Его дух так запутывается, что он одновременно воображает себя и внутри и снаружи, и на свободе и в тюрьме. Но никто не отзывается, когда он недвижно ждет ответа, его тысячекратно отраженный в зеркалах образ и есть толпа бунтовщиков, но она неподвижна, как и он сам. Он впадает в отчаяние, он думает, что приверженцы покинули его, и бросает им в лицо слова свободы.

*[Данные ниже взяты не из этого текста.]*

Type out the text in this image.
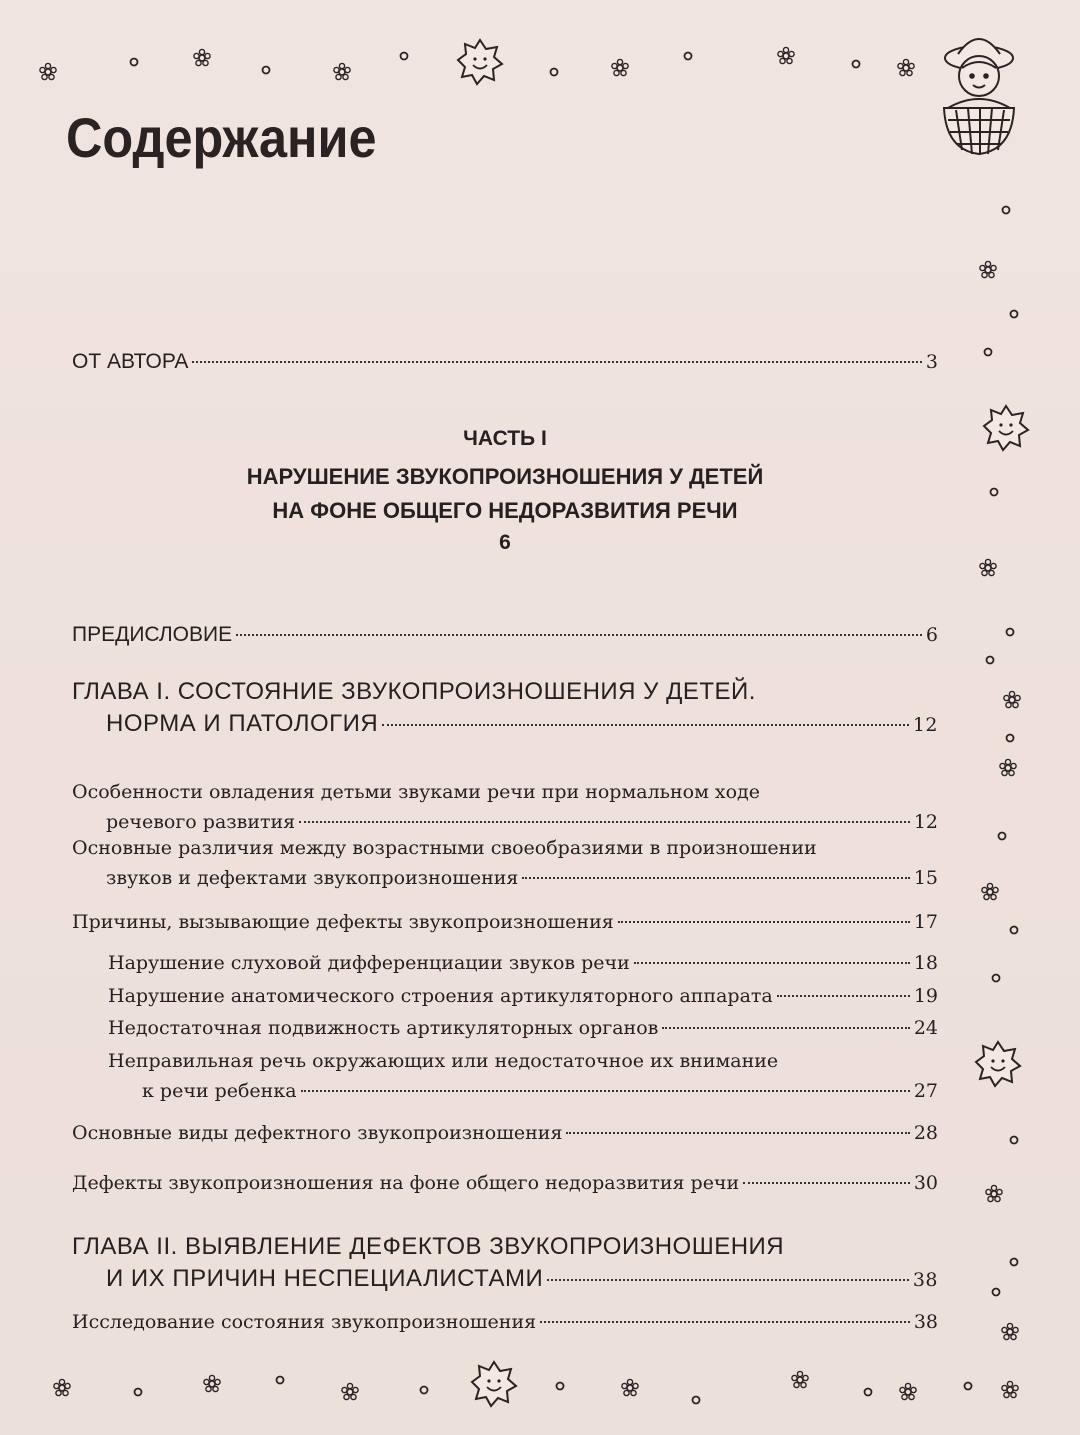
Содержание
ОТ АВТОРА	3
ЧАСТЬ I
НАРУШЕНИЕ ЗВУКОПРОИЗНОШЕНИЯ У ДЕТЕЙ
НА ФОНЕ ОБЩЕГО НЕДОРАЗВИТИЯ РЕЧИ
6
ПРЕДИСЛОВИЕ	6
ГЛАВА I. СОСТОЯНИЕ ЗВУКОПРОИЗНОШЕНИЯ У ДЕТЕЙ.
НОРМА И ПАТОЛОГИЯ	12
Особенности овладения детьми звуками речи при нормальном ходе
речевого развития	12
Основные различия между возрастными своеобразиями в произношении
звуков и дефектами звукопроизношения	15
Причины, вызывающие дефекты звукопроизношения	17
Нарушение слуховой дифференциации звуков речи	18
Нарушение анатомического строения артикуляторного аппарата	19
Недостаточная подвижность артикуляторных органов	24
Неправильная речь окружающих или недостаточное их внимание
к речи ребенка	27
Основные виды дефектного звукопроизношения	28
Дефекты звукопроизношения на фоне общего недоразвития речи	30
ГЛАВА II. ВЫЯВЛЕНИЕ ДЕФЕКТОВ ЗВУКОПРОИЗНОШЕНИЯ
И ИХ ПРИЧИН НЕСПЕЦИАЛИСТАМИ	38
Исследование состояния звукопроизношения	38
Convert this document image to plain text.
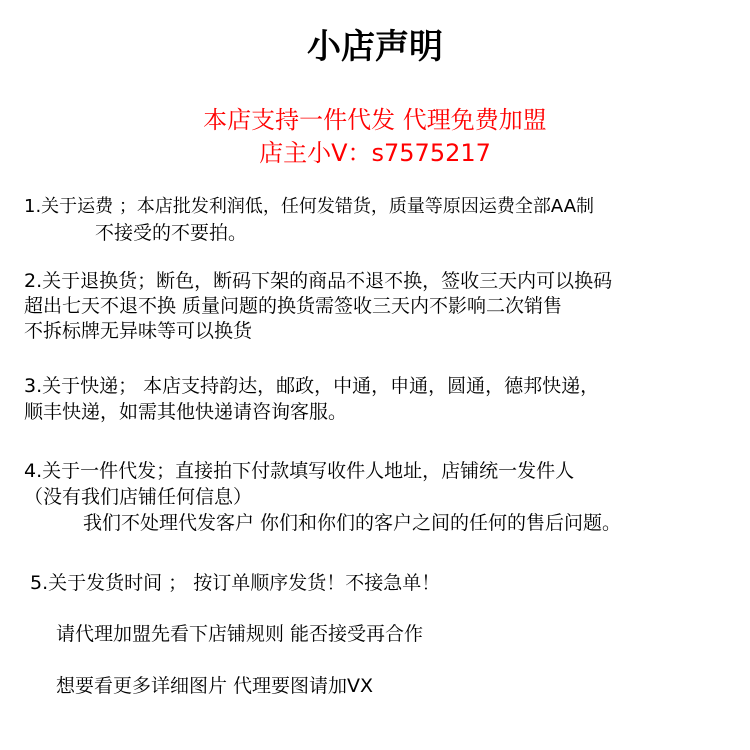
小店声明
本店支持一件代发 代理免费加盟
店主小V：s7575217
1.关于运费 ；本店批发利润低，任何发错货，质量等原因运费全部AA制
不接受的不要拍。
2.关于退换货；断色，断码下架的商品不退不换，签收三天内可以换码
超出七天不退不换 质量问题的换货需签收三天内不影响二次销售
不拆标牌无异味等可以换货
3.关于快递； 本店支持韵达，邮政，中通，申通，圆通，德邦快递，
顺丰快递，如需其他快递请咨询客服。
4.关于一件代发；直接拍下付款填写收件人地址，店铺统一发件人
（没有我们店铺任何信息）
我们不处理代发客户 你们和你们的客户之间的任何的售后问题。
5.关于发货时间 ； 按订单顺序发货！不接急单！
请代理加盟先看下店铺规则 能否接受再合作
想要看更多详细图片 代理要图请加VX
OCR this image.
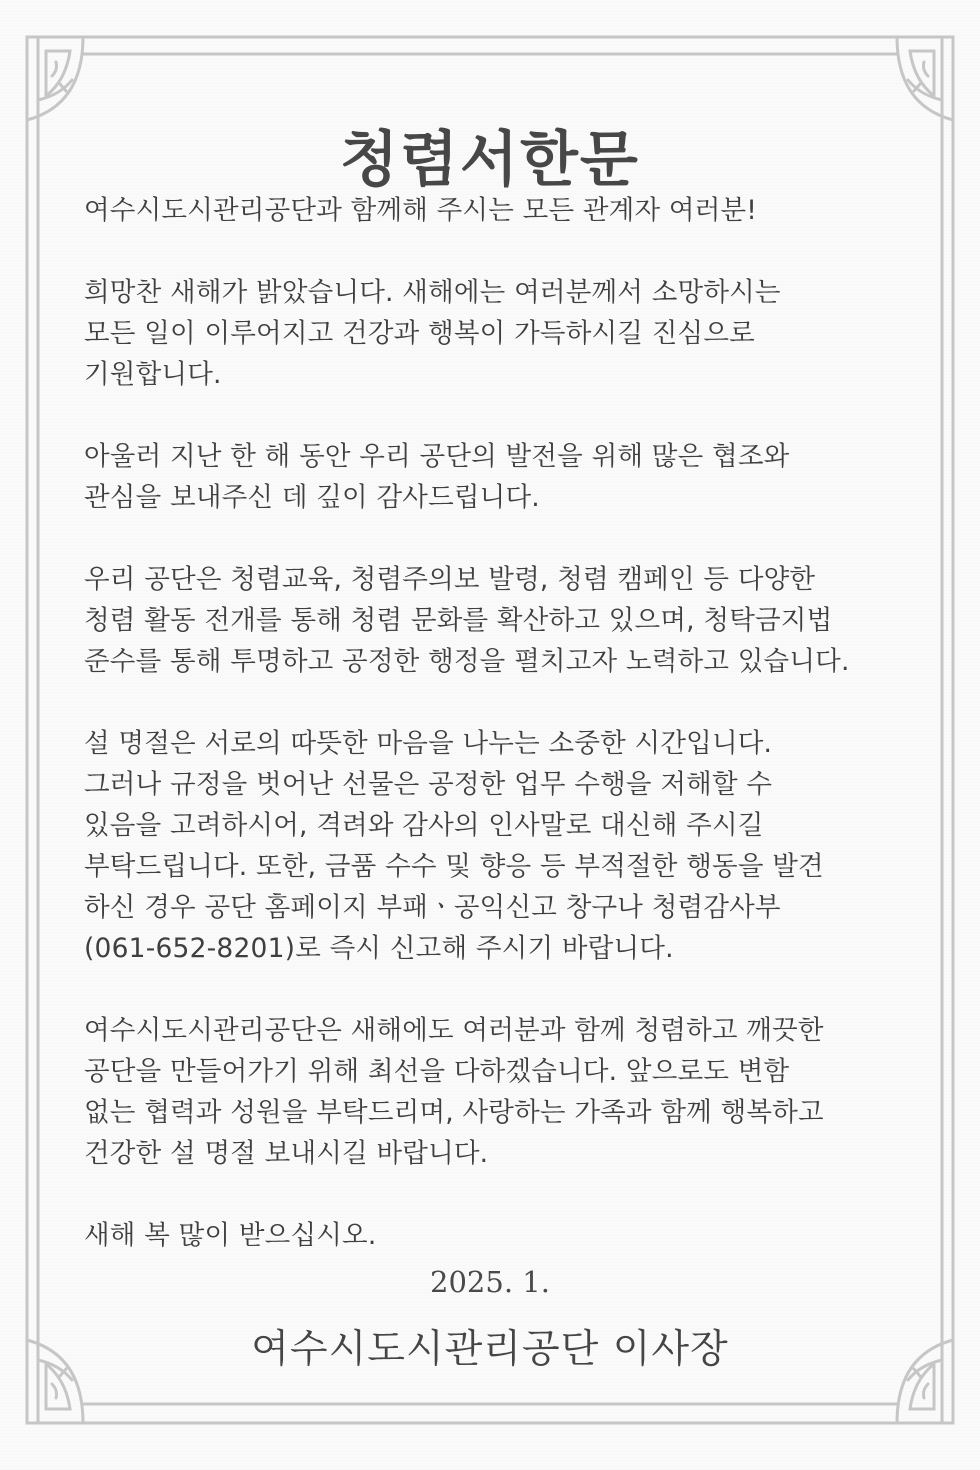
청렴서한문

여수시도시관리공단과 함께해 주시는 모든 관계자 여러분!

희망찬 새해가 밝았습니다. 새해에는 여러분께서 소망하시는
모든 일이 이루어지고 건강과 행복이 가득하시길 진심으로
기원합니다.

아울러 지난 한 해 동안 우리 공단의 발전을 위해 많은 협조와
관심을 보내주신 데 깊이 감사드립니다.

우리 공단은 청렴교육, 청렴주의보 발령, 청렴 캠페인 등 다양한
청렴 활동 전개를 통해 청렴 문화를 확산하고 있으며, 청탁금지법
준수를 통해 투명하고 공정한 행정을 펼치고자 노력하고 있습니다.

설 명절은 서로의 따뜻한 마음을 나누는 소중한 시간입니다.
그러나 규정을 벗어난 선물은 공정한 업무 수행을 저해할 수
있음을 고려하시어, 격려와 감사의 인사말로 대신해 주시길
부탁드립니다. 또한, 금품 수수 및 향응 등 부적절한 행동을 발견
하신 경우 공단 홈페이지 부패ㆍ공익신고 창구나 청렴감사부
(061-652-8201)로 즉시 신고해 주시기 바랍니다.

여수시도시관리공단은 새해에도 여러분과 함께 청렴하고 깨끗한
공단을 만들어가기 위해 최선을 다하겠습니다. 앞으로도 변함
없는 협력과 성원을 부탁드리며, 사랑하는 가족과 함께 행복하고
건강한 설 명절 보내시길 바랍니다.

새해 복 많이 받으십시오.

2025. 1.
여수시도시관리공단 이사장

Постепенно он прекращает борьбу, целыми днями молчит, уставясь на самого себя. Никто не приносит ему еду, иногда он слизывает лужу, время от времени появляющуюся на полу из твердого зеркального стекла, откуда-то просачивающиеся капли воды. А где-то, за зеркалами, прячется кто-то, быть может, наблюдает за ним, всего в нескольких метрах от него, тот, против кого он бунтовал, если этот тот вообще существует, может, он и правитель, а может, и глава церкви, а может, и его отец, ему это безразлично. Ему действительно безразлично.
А. лежит, забывает о бунте, об окружающем его мире, о зеркалах, о самом себе. Когда-нибудь он издохнет как зверь, его труп высохнет, превратится в мумию, его забудут н политики, и народ, который будет ждать нового бунтовщика или нового правителя, со все той же благостной надеждой, что это когда-нибудь исполнится, быть может, скоро, быть может, через год, быть может, через десять лет или в каком-нибудь будущем поколении.